Oh! I do not hear approach, he said in a heavy Russian accent, scrambling to pick them up.
May I have your name, please?
I am Second Lieutenant Vladimir Ivanovich Yourkevitch of His Majesty Czar Nicolas's Imperial Russian Navy. And to whom do I have the honor--
Have you an appointment here, Lieutenant Yourkevitch? The Russian, who looked barely old enough to shave, bowed his head. Sadly, no. I am hoping to meet with Mr. Farley Kent.
Does Mr. Kent know you?
Not yet, sir.
Then how did you get in here?
Yourkevitch smiled, disarmingly. With entitled demeanor, impeccable uniform, and crisp salute.
Isaac Bell did not smile back. That might get you past the Marines guarding the gate. But where did you get the password to go to Kent's drawing loft?
In bar outside gates, I meet Marine officer. He tells me password.
Bell beckoned the Protection Services operative.
Lieutenant Yourkevitch will sit on that stool, away from this drawing board, until I return. To Lieutenant Yourkevitch he said, This gentleman is fully capable of knocking you to the floor. Do as he tells you.
Then Bell crossed the loft and pushed open the door to the test chamber.
A dozen of Kent's staff were circled around a ten-foot-tall model of an experimental battleship cage mast. The young naval architects held wire snips, micrometers, slide rules, notepaper, and tape measures. The round, freestanding structure, which stood on a dolly, was made of stiff wires that spiraled from base to top in a counterclockwise twist and were braced at intervals by horizontal rings. It represented, in miniature, a one-hundred-twenty-foot-high mast made of lightweight tubing and was correct in every detail down to the mesh platforms within some of the rings, electric leads and voice pipes running from the spotters' top to the fire director's tower, and tiny ladders angling up the interior.
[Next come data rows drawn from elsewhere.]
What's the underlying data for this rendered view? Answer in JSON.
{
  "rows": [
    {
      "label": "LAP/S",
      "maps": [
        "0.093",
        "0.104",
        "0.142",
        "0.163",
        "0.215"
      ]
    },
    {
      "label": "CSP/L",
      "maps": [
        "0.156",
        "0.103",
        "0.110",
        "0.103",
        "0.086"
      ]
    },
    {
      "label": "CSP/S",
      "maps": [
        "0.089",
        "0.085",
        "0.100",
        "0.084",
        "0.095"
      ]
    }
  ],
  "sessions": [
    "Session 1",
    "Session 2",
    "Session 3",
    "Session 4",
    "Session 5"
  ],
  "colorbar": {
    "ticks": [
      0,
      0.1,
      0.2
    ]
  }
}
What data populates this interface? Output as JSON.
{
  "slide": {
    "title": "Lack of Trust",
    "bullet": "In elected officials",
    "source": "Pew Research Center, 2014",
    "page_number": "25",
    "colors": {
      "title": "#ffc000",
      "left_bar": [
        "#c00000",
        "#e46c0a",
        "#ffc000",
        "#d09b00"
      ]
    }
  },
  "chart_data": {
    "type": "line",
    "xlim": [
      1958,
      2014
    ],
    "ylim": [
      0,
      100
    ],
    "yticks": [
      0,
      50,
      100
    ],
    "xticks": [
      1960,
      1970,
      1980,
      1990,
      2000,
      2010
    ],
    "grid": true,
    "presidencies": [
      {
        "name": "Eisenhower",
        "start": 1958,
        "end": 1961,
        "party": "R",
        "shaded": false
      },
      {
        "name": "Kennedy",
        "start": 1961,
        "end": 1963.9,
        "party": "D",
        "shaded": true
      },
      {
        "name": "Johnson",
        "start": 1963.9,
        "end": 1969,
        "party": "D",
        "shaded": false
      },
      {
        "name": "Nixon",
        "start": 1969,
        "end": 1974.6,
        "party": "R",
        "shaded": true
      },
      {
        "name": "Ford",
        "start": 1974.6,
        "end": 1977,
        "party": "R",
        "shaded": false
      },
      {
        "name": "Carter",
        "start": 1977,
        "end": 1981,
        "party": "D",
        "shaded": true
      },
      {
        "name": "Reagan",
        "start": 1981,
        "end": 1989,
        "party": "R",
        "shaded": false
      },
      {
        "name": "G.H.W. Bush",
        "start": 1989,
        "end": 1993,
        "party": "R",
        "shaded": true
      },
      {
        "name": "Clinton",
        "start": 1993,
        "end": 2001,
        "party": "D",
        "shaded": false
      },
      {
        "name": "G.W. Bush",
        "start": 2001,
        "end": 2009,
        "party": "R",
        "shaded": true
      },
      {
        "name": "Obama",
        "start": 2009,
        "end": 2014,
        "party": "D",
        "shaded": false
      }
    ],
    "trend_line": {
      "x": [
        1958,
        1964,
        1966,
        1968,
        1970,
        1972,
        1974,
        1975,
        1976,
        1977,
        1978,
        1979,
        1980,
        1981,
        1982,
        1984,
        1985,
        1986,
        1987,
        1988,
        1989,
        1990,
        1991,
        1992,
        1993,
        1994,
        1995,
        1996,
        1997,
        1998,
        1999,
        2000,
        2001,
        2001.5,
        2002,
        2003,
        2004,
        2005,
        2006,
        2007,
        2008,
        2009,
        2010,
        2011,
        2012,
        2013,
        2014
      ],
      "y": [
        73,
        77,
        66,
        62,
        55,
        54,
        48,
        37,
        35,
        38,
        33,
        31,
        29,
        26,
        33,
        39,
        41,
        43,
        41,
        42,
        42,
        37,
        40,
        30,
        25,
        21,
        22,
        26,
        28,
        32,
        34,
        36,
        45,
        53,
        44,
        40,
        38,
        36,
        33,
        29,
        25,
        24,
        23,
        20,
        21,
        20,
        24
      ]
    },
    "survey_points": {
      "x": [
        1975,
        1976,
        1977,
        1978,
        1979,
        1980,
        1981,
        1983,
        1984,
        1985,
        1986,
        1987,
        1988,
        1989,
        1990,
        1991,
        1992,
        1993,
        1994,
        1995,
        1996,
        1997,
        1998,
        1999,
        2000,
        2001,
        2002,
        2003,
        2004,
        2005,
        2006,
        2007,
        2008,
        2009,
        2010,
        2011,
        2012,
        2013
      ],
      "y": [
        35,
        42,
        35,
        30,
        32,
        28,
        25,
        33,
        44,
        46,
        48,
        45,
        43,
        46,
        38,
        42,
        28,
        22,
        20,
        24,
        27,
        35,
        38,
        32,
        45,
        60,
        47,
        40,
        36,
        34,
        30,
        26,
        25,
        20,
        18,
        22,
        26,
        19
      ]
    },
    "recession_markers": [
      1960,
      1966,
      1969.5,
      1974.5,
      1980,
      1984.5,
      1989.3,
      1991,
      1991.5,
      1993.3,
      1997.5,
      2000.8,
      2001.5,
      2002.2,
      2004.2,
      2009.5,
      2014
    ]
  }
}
Two of Kent's architects held ropes attached to opposite sides of the round base. A tape measure strung between the walls passed next to the top. An architect on a stepladder watched the tape closely. Farley Kent said, Portside salvo. Fire!
The architect on the left side jerked his rope, and the man watching the tape called out how much the tower had swayed. Six inches! was recorded.
At twelve-to-one, that's six feet! said Kent. The spotters on top better hold on tight when the ship fires her main turrets. On the other hand, a tripod mast will weigh one hundred tons, while our cage of redundant members will weight less than twenty-a huge savings.